ウィトゲンシュタイン(野矢茂樹訳)『論理哲学論考』

論理哲学論考

「語りえぬものについては、沈黙せねばならない」

語りえるものと語りえないものの境界、つまりこの世界の限界を見極めることがこの本の目的だ。読み終えてみると、この本の内容のほとんどは「語りえぬ」ことであることに気がつく。「私を理解する人は、私の命題を通り抜け――その上に立ち――それを乗り越え、最後にそれがナンセンスであることに気づく。そのようにして私の諸命題は解明を行なう。(いわば、梯子をのぼりきったものは梯子を投げ棄てねばならない。)私の諸命題を葬りさること。そのとき世界を正しく見るだろう。」

29歳の時にこの本を書きあげたウィトゲンシュタインは、もうこの分野で自分のすべきことは成し遂げたと感じ、小学校の先生をしていたりしたのだけど、その後、誤りに気がついて探求を再開し、言語ゲームや確実性など本書の枠組みを越える新たな概念を生み出したとされている。だが、生前に刊行されたのは本書だけだった。

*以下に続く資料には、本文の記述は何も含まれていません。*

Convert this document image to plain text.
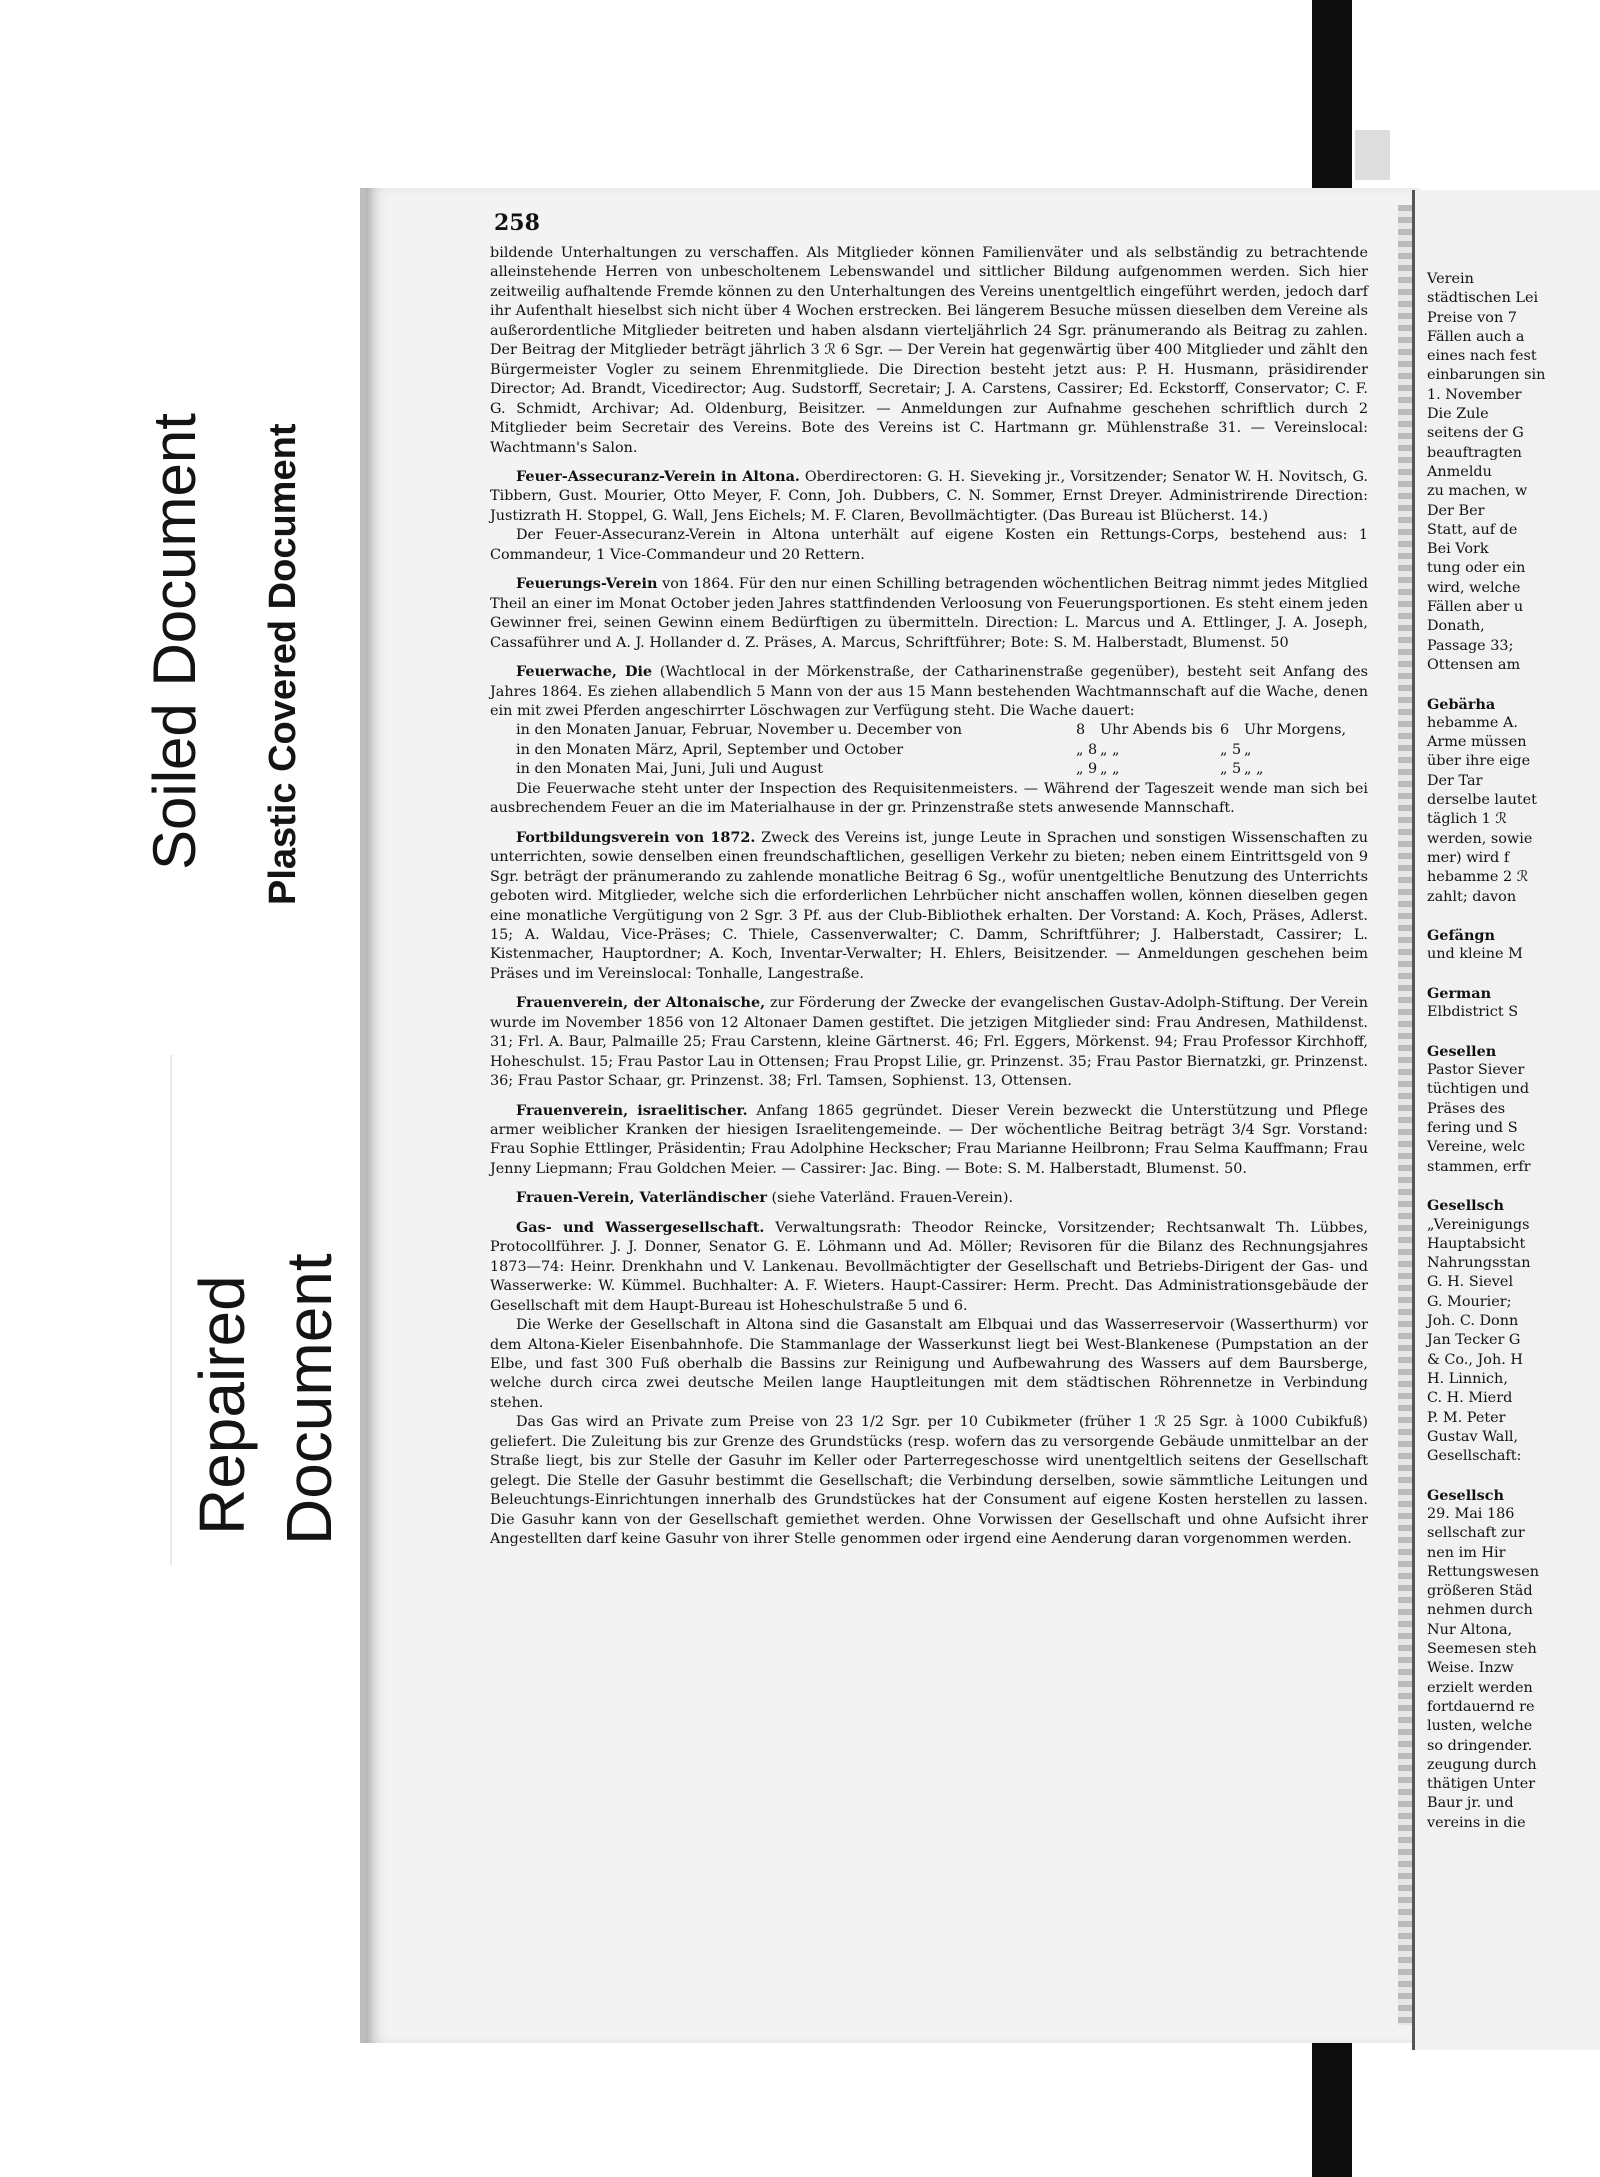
Soiled Document Plastic Covered Document
Repaired Document
258

bildende Unterhaltungen zu verschaffen. Als Mitglieder können Familienväter und als selbständig zu betrachtende alleinstehende Herren von unbescholtenem Lebenswandel und sittlicher Bildung aufgenommen werden. Sich hier zeitweilig aufhaltende Fremde können zu den Unterhaltungen des Vereins unentgeltlich eingeführt werden, jedoch darf ihr Aufenthalt hieselbst sich nicht über 4 Wochen erstrecken. Bei längerem Besuche müssen dieselben dem Vereine als außerordentliche Mitglieder beitreten und haben alsdann vierteljährlich 24 Sgr. pränumerando als Beitrag zu zahlen. Der Beitrag der Mitglieder beträgt jährlich 3 ℛ 6 Sgr. — Der Verein hat gegenwärtig über 400 Mitglieder und zählt den Bürgermeister Vogler zu seinem Ehrenmitgliede. Die Direction besteht jetzt aus: P. H. Husmann, präsidirender Director; Ad. Brandt, Vicedirector; Aug. Sudstorff, Secretair; J. A. Carstens, Cassirer; Ed. Eckstorff, Conservator; C. F. G. Schmidt, Archivar; Ad. Oldenburg, Beisitzer. — Anmeldungen zur Aufnahme geschehen schriftlich durch 2 Mitglieder beim Secretair des Vereins. Bote des Vereins ist C. Hartmann gr. Mühlenstraße 31. — Vereinslocal: Wachtmann's Salon.

Feuer-Assecuranz-Verein in Altona. Oberdirectoren: G. H. Sieveking jr., Vorsitzender; Senator W. H. Novitsch, G. Tibbern, Gust. Mourier, Otto Meyer, F. Conn, Joh. Dubbers, C. N. Sommer, Ernst Dreyer. Administrirende Direction: Justizrath H. Stoppel, G. Wall, Jens Eichels; M. F. Claren, Bevollmächtigter. (Das Bureau ist Blücherst. 14.)

Der Feuer-Assecuranz-Verein in Altona unterhält auf eigene Kosten ein Rettungs-Corps, bestehend aus: 1 Commandeur, 1 Vice-Commandeur und 20 Rettern.

Feuerungs-Verein von 1864. Für den nur einen Schilling betragenden wöchentlichen Beitrag nimmt jedes Mitglied Theil an einer im Monat October jeden Jahres stattfindenden Verloosung von Feuerungsportionen. Es steht einem jeden Gewinner frei, seinen Gewinn einem Bedürftigen zu übermitteln. Direction: L. Marcus und A. Ettlinger, J. A. Joseph, Cassaführer und A. J. Hollander d. Z. Präses, A. Marcus, Schriftführer; Bote: S. M. Halberstadt, Blumenst. 50

Feuerwache, Die (Wachtlocal in der Mörkenstraße, der Catharinenstraße gegenüber), besteht seit Anfang des Jahres 1864. Es ziehen allabendlich 5 Mann von der aus 15 Mann bestehenden Wachtmannschaft auf die Wache, denen ein mit zwei Pferden angeschirrter Löschwagen zur Verfügung steht. Die Wache dauert:

in den Monaten Januar, Februar, November u. December von	8	Uhr Abends bis 6	Uhr Morgens,
in den Monaten März, April, September und October	„ 8 „ „	„ 5 „
in den Monaten Mai, Juni, Juli und August	„ 9 „ „	„ 5 „ „

Die Feuerwache steht unter der Inspection des Requisitenmeisters. — Während der Tageszeit wende man sich bei ausbrechendem Feuer an die im Materialhause in der gr. Prinzenstraße stets anwesende Mannschaft.

Fortbildungsverein von 1872. Zweck des Vereins ist, junge Leute in Sprachen und sonstigen Wissenschaften zu unterrichten, sowie denselben einen freundschaftlichen, geselligen Verkehr zu bieten; neben einem Eintrittsgeld von 9 Sgr. beträgt der pränumerando zu zahlende monatliche Beitrag 6 Sg., wofür unentgeltliche Benutzung des Unterrichts geboten wird. Mitglieder, welche sich die erforderlichen Lehrbücher nicht anschaffen wollen, können dieselben gegen eine monatliche Vergütigung von 2 Sgr. 3 Pf. aus der Club-Bibliothek erhalten. Der Vorstand: A. Koch, Präses, Adlerst. 15; A. Waldau, Vice-Präses; C. Thiele, Cassenverwalter; C. Damm, Schriftführer; J. Halberstadt, Cassirer; L. Kistenmacher, Hauptordner; A. Koch, Inventar-Verwalter; H. Ehlers, Beisitzender. — Anmeldungen geschehen beim Präses und im Vereinslocal: Tonhalle, Langestraße.

Frauenverein, der Altonaische, zur Förderung der Zwecke der evangelischen Gustav-Adolph-Stiftung. Der Verein wurde im November 1856 von 12 Altonaer Damen gestiftet. Die jetzigen Mitglieder sind: Frau Andresen, Mathildenst. 31; Frl. A. Baur, Palmaille 25; Frau Carstenn, kleine Gärtnerst. 46; Frl. Eggers, Mörkenst. 94; Frau Professor Kirchhoff, Hoheschulst. 15; Frau Pastor Lau in Ottensen; Frau Propst Lilie, gr. Prinzenst. 35; Frau Pastor Biernatzki, gr. Prinzenst. 36; Frau Pastor Schaar, gr. Prinzenst. 38; Frl. Tamsen, Sophienst. 13, Ottensen.

Frauenverein, israelitischer. Anfang 1865 gegründet. Dieser Verein bezweckt die Unterstützung und Pflege armer weiblicher Kranken der hiesigen Israelitengemeinde. — Der wöchentliche Beitrag beträgt 3/4 Sgr. Vorstand: Frau Sophie Ettlinger, Präsidentin; Frau Adolphine Heckscher; Frau Marianne Heilbronn; Frau Selma Kauffmann; Frau Jenny Liepmann; Frau Goldchen Meier. — Cassirer: Jac. Bing. — Bote: S. M. Halberstadt, Blumenst. 50.

Frauen-Verein, Vaterländischer (siehe Vaterländ. Frauen-Verein).

Gas- und Wassergesellschaft. Verwaltungsrath: Theodor Reincke, Vorsitzender; Rechtsanwalt Th. Lübbes, Protocollführer. J. J. Donner, Senator G. E. Löhmann und Ad. Möller; Revisoren für die Bilanz des Rechnungsjahres 1873—74: Heinr. Drenkhahn und V. Lankenau. Bevollmächtigter der Gesellschaft und Betriebs-Dirigent der Gas- und Wasserwerke: W. Kümmel. Buchhalter: A. F. Wieters. Haupt-Cassirer: Herm. Precht. Das Administrationsgebäude der Gesellschaft mit dem Haupt-Bureau ist Hoheschulstraße 5 und 6.

Die Werke der Gesellschaft in Altona sind die Gasanstalt am Elbquai und das Wasserreservoir (Wasserthurm) vor dem Altona-Kieler Eisenbahnhofe. Die Stammanlage der Wasserkunst liegt bei West-Blankenese (Pumpstation an der Elbe, und fast 300 Fuß oberhalb die Bassins zur Reinigung und Aufbewahrung des Wassers auf dem Baursberge, welche durch circa zwei deutsche Meilen lange Hauptleitungen mit dem städtischen Röhrennetze in Verbindung stehen.

Das Gas wird an Private zum Preise von 23 1/2 Sgr. per 10 Cubikmeter (früher 1 ℛ 25 Sgr. à 1000 Cubikfuß) geliefert. Die Zuleitung bis zur Grenze des Grundstücks (resp. wofern das zu versorgende Gebäude unmittelbar an der Straße liegt, bis zur Stelle der Gasuhr im Keller oder Parterregeschosse wird unentgeltlich seitens der Gesellschaft gelegt. Die Stelle der Gasuhr bestimmt die Gesellschaft; die Verbindung derselben, sowie sämmtliche Leitungen und Beleuchtungs-Einrichtungen innerhalb des Grundstückes hat der Consument auf eigene Kosten herstellen zu lassen. Die Gasuhr kann von der Gesellschaft gemiethet werden. Ohne Vorwissen der Gesellschaft und ohne Aufsicht ihrer Angestellten darf keine Gasuhr von ihrer Stelle genommen oder irgend eine Aenderung daran vorgenommen werden.

Verein
städtischen Lei
Preise von 7
Fällen auch a
eines nach fest
einbarungen sin
1. November
Die Zule
seitens der G
beauftragten
Anmeldu
zu machen, w
Der Ber
Statt, auf de
Bei Vork
tung oder ein
wird, welche
Fällen aber u
Donath,
Passage 33;
Ottensen am
Gebärha
hebamme A.
Arme müssen
über ihre eige
Der Tar
derselbe lautet
täglich 1 ℛ
werden, sowie
mer) wird f
hebamme 2 ℛ
zahlt; davon
Gefängn
und kleine M
German
Elbdistrict S
Gesellen
Pastor Siever
tüchtigen und
Präses des
fering und S
Vereine, welc
stammen, erfr
Gesellsch
„Vereinigungs
Hauptabsicht
Nahrungsstan
G. H. Sievel
G. Mourier;
Joh. C. Donn
Jan Tecker G
& Co., Joh. H
H. Linnich,
C. H. Mierd
P. M. Peter
Gustav Wall,
Gesellschaft:
Gesellsch
29. Mai 186
sellschaft zur
nen im Hir
Rettungswesen
größeren Städ
nehmen durch
Nur Altona,
Seemesen steh
Weise. Inzw
erzielt werden
fortdauernd re
lusten, welche
so dringender.
zeugung durch
thätigen Unter
Baur jr. und
vereins in die
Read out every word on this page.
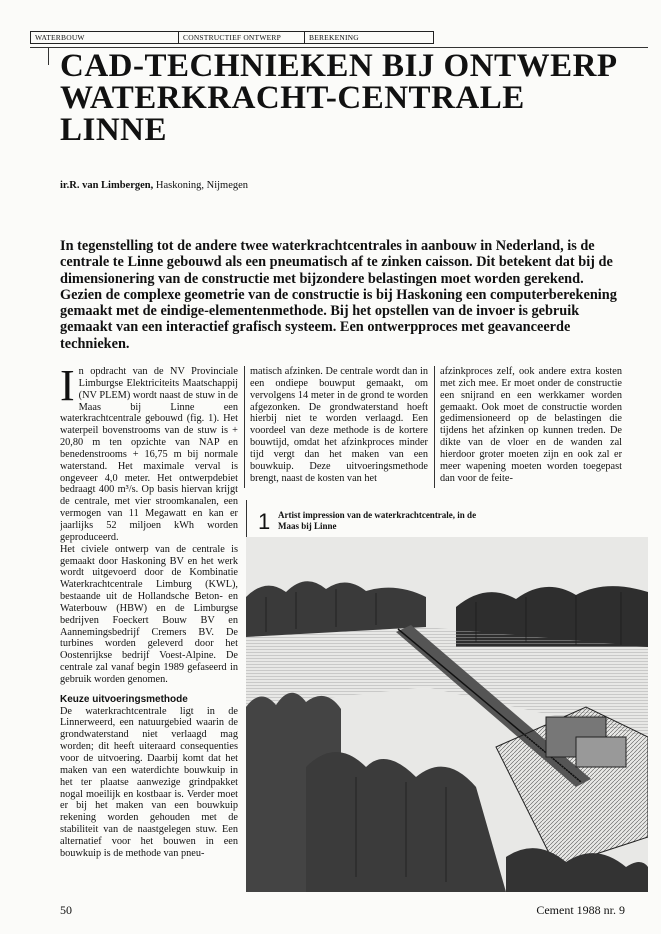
WATERBOUW	CONSTRUCTIEF ONTWERP	BEREKENING
CAD-TECHNIEKEN BIJ ONTWERP WATERKRACHT-CENTRALE LINNE
ir.R. van Limbergen, Haskoning, Nijmegen

In tegenstelling tot de andere twee waterkrachtcentrales in aanbouw in Nederland, is de centrale te Linne gebouwd als een pneumatisch af te zinken caisson. Dit betekent dat bij de dimensionering van de constructie met bijzondere belastingen moet worden gerekend. Gezien de complexe geometrie van de constructie is bij Haskoning een computerberekening gemaakt met de eindige-elementenmethode. Bij het opstellen van de invoer is gebruik gemaakt van een interactief grafisch systeem. Een ontwerpproces met geavanceerde technieken.

In opdracht van de NV Provinciale Limburgse Elektriciteits Maatschappij (NV PLEM) wordt naast de stuw in de Maas bij Linne een waterkrachtcentrale gebouwd (fig. 1). Het waterpeil bovenstrooms van de stuw is + 20,80 m ten opzichte van NAP en benedenstrooms + 16,75 m bij normale waterstand. Het maximale verval is ongeveer 4,0 meter. Het ontwerpdebiet bedraagt 400 m³/s. Op basis hiervan krijgt de centrale, met vier stroomkanalen, een vermogen van 11 Megawatt en kan er jaarlijks 52 miljoen kWh worden geproduceerd.

Het civiele ontwerp van de centrale is gemaakt door Haskoning BV en het werk wordt uitgevoerd door de Kombinatie Waterkrachtcentrale Limburg (KWL), bestaande uit de Hollandsche Beton- en Waterbouw (HBW) en de Limburgse bedrijven Foeckert Bouw BV en Aannemingsbedrijf Cremers BV. De turbines worden geleverd door het Oostenrijkse bedrijf Voest-Alpine. De centrale zal vanaf begin 1989 gefaseerd in gebruik worden genomen.

Keuze uitvoeringsmethode

De waterkrachtcentrale ligt in de Linnerweerd, een natuurgebied waarin de grondwaterstand niet verlaagd mag worden; dit heeft uiteraard consequenties voor de uitvoering. Daarbij komt dat het maken van een waterdichte bouwkuip in het ter plaatse aanwezige grindpakket nogal moeilijk en kostbaar is. Verder moet er bij het maken van een bouwkuip rekening worden gehouden met de stabiliteit van de naastgelegen stuw. Een alternatief voor het bouwen in een bouwkuip is de methode van pneu-

matisch afzinken. De centrale wordt dan in een ondiepe bouwput gemaakt, om vervolgens 14 meter in de grond te worden afgezonken. De grondwaterstand hoeft hierbij niet te worden verlaagd. Een voordeel van deze methode is de kortere bouwtijd, omdat het afzinkproces minder tijd vergt dan het maken van een bouwkuip. Deze uitvoeringsmethode brengt, naast de kosten van het

afzinkproces zelf, ook andere extra kosten met zich mee. Er moet onder de constructie een snijrand en een werkkamer worden gemaakt. Ook moet de constructie worden gedimensioneerd op de belastingen die tijdens het afzinken op kunnen treden. De dikte van de vloer en de wanden zal hierdoor groter moeten zijn en ook zal er meer wapening moeten worden toegepast dan voor de feite-

1 Artist impression van de waterkrachtcentrale, in de Maas bij Linne
50	Cement 1988 nr. 9
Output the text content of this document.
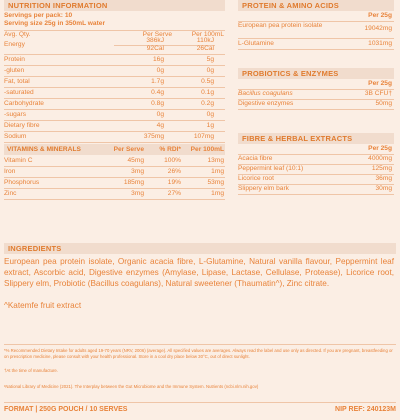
NUTRITION INFORMATION
Servings per pack: 10
Serving size 25g in 350mL water
Avg. Qty.	Per Serve	Per 100mL
Energy
386kJ	110kJ
92Cal	26Cal
Protein	16g	5g
-gluten	0g	0g
Fat, total	1.7g	0.5g
-saturated	0.4g	0.1g
Carbohydrate	0.8g	0.2g
-sugars	0g	0g
Dietary fibre	4g	1g
Sodium	375mg	107mg
VITAMINS & MINERALS	Per Serve	% RDI*	Per 100mL
Vitamin C	45mg	100%	13mg
Iron	3mg	26%	1mg
Phosphorus	185mg	19%	53mg
Zinc	3mg	27%	1mg
PROTEIN & AMINO ACIDS
Per 25g
European pea protein isolate	19042mg
L-Glutamine	1031mg
PROBIOTICS & ENZYMES
Per 25g
Bacillus coagulans	3B CFU†
Digestive enzymes	50mg
FIBRE & HERBAL EXTRACTS
Per 25g
Acacia fibre	4000mg
Peppermint leaf (10:1)	125mg
Licorice root	36mg
Slippery elm bark	30mg
INGREDIENTS
European pea protein isolate, Organic acacia fibre, L-Glutamine, Natural vanilla flavour, Peppermint leaf extract, Ascorbic acid, Digestive enzymes (Amylase, Lipase, Lactase, Cellulase, Protease), Licorice root, Slippery elm, Probiotic (Bacillus coagulans), Natural sweetener (Thaumatin^), Zinc citrate.
^Katemfe fruit extract
*% Recommended Dietary Intake for adults aged 19-70 years (NRV, 2006) (average). All specified values are averages. Always read the label and use only as directed. If you are pregnant, breastfeeding or on prescription medicine, please consult with your health professional. Store in a cool dry place below 30°C, out of direct sunlight.
†At the time of manufacture.
¹National Library of Medicine (2021). The Interplay between the Gut Microbiome and the Immune System. Nutrients (ncbi.nlm.nih.gov)
FORMAT | 250G POUCH / 10 SERVES	NIP REF: 240123M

哲学の入門書だけでなく原本にもあたらなければと思い読み始めたが、やはりそれだけのことはあった。個人的に、ウィトゲンシュタインが語れないといった形而上学の部分をスピノザにつなげるとおもしろいと思った。ひとまず考えてみたいのは、ウィトゲンシュタインが自由意志をどのように考えていたかということだ。「未来の行為を今知ることはできない。そこに意志の自由がある」といったりもするが、「主体は世界に属さない。それは世界の限界である」や「世界は私の意志から独立である」という言葉からすると、人間が行なう行為は意志によるのではなく外部の要因により決定されていると考えているようにも読める。謎だ。